Cost of Influence Estimation: Adam-compatible influence depends on per-sample gradients and checkpoints, incurring significant computational overhead.
Domain Coverage: Only HSS and Medical were validated; high-risk domains like law and finance remain untested.
Future Directions: Making the reward differentiable relative to the generation step to reduce variance, and exploring more efficient exploration mechanisms beyond increasing \(G\).

vs WebR / MAmmoTH2 / Bonito: These convert corpora into SFT dialogue data using pipelines or meta-templates but remain fixed heuristics. OptimSyn optimizes directly for downstream improvement using training-aligned objectives.
vs Condor / Evol-Instruct: These iteratively improve synthetic data (e.g., via complexity evolution or reflection), but the criteria are still human-defined.
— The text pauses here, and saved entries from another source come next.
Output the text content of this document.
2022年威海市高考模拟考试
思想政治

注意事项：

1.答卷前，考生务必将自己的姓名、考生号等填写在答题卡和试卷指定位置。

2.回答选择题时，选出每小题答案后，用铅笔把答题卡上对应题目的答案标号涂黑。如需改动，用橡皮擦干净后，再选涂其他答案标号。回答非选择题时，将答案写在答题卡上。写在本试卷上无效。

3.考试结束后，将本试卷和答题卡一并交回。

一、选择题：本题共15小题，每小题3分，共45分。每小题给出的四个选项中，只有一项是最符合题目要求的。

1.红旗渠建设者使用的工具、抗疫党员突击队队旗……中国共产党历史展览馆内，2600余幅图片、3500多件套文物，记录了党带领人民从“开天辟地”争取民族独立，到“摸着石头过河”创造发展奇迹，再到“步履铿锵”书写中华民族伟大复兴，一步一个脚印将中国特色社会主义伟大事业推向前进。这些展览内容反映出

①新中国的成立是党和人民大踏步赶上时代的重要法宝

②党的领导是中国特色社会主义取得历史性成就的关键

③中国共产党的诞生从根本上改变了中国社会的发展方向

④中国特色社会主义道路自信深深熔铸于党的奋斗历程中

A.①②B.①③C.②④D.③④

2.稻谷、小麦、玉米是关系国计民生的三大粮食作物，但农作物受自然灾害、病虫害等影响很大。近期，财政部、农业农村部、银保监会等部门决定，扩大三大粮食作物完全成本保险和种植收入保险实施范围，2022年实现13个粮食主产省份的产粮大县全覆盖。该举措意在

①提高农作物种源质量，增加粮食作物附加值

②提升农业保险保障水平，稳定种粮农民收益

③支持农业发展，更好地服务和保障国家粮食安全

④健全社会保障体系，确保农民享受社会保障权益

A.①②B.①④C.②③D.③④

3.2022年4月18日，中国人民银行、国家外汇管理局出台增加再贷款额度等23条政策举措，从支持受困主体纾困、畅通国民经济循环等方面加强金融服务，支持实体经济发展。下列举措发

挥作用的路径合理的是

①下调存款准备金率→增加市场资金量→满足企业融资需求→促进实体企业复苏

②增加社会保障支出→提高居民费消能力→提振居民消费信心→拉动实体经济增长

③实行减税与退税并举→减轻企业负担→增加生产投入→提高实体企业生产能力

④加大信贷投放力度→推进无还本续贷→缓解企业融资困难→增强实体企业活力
OptimSyn learns rubrics from model feedback.
vs Montessori-Instruct: This uses DPO to bias a teacher toward "helpful samples." OptimSyn highlights the mismatch between embedding similarity and training impact, optimizing the rubric as an upstream learnable component.

Rating¶

Novelty: ⭐⭐⭐⭐⭐ Using gradient influence as an RL reward for learning rubrics is a solid, counter-intuitive insight.
Experimental Thoroughness: ⭐⭐⭐⭐ Extensive ablation across model families/scales, though limited to two domains.
Writing Quality: ⭐⭐⭐⭐ Clear chain of motivation-insight-method; formulas and algorithms are complete.
Value: ⭐⭐⭐⭐⭐ Highly valuable for providing a portable, model-aligned SFT data synthesis paradigm for data-scarce domains.